Corinne Hutton, 44, lost her hands and lower legs to blood poisoning in 2013.
The mother-of-one said: “I think this is a hugely positive step by NHS England. A transplant will restore my life in so many ways.”
The £50,000 NHS operation has been approved by health bosses and is expected to help up to 20 people in the next five years.
The transplant will reconstruct the hand so that it looks and functions as normal. If successful, the new hand will be able to sense its surrounds and heal itself.
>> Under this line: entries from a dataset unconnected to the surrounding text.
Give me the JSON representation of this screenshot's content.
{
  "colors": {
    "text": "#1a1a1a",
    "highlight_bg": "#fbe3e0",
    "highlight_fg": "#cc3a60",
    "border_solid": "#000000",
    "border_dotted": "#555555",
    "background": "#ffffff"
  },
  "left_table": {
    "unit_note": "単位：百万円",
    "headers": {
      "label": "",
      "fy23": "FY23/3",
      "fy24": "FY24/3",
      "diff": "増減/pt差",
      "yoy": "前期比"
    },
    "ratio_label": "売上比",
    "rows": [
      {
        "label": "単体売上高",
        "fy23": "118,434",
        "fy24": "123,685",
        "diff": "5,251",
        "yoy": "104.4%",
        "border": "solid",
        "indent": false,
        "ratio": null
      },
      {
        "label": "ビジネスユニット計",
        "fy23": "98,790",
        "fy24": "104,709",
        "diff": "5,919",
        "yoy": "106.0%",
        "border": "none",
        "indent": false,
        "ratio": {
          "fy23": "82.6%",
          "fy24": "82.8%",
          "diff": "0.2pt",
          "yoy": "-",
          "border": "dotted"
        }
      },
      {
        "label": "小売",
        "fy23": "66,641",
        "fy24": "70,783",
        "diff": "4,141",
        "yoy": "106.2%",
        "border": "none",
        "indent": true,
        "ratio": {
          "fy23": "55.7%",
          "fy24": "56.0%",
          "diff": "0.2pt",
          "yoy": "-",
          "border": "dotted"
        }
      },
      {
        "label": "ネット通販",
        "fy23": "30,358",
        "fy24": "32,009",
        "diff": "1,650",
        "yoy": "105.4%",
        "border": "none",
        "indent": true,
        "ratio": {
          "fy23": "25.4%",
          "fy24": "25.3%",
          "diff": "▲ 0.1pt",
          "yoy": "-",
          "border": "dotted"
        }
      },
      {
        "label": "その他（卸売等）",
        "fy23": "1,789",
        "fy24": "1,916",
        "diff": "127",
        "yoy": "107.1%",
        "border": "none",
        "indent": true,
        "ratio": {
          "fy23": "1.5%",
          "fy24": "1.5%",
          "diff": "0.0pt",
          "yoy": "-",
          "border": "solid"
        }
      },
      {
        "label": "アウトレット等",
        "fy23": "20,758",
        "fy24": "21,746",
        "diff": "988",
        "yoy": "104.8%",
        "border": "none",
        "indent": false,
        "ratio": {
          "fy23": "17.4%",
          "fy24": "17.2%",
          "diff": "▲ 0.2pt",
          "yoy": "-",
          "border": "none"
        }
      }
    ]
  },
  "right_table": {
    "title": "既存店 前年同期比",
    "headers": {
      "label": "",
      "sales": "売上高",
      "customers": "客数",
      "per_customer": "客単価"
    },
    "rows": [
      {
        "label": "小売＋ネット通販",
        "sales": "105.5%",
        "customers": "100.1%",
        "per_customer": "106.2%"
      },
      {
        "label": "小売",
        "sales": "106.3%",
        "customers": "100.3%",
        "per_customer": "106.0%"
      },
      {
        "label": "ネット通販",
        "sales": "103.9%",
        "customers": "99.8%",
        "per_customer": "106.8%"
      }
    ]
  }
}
According to leading surgeons, Corinne is one of two patients who have already been “prepped” for surgery and are now waiting for a suitable donor.
Two others are under assessment for the operations, which follow the success of Britain’s first hand-swap patient, Mark Cahill, 53, from West Yorkshire.
After gout crippled his right hand, Mark successfully underwent surgery to attach a new one.
He now has almost total use of it meaning he is able to tie his shoelaces, carry his granddaughter and drive.
NHS patients will be the first in the world to benefit from the publicly-funded hand and arm transplant procedure.
Those who have had accidents or an infection will be eligible for the surgery.
Surgeons at Leeds Teaching Hospitals NHS Trust estimate that they will be doing two to four operations a year.
Team leader Professor Simon Kay said: “Double hand transplants have never been done in the UK. Four people are awaiting operations.
“We have two recipients prepped and they are ready and waiting next to their mobiles. As soon as we get a donor we are off - it could be any day now.”
The operation can take anywhere between six to twelve hours and involves titanium plates and screws put in place before tendons, muscles and blood vessels are connected.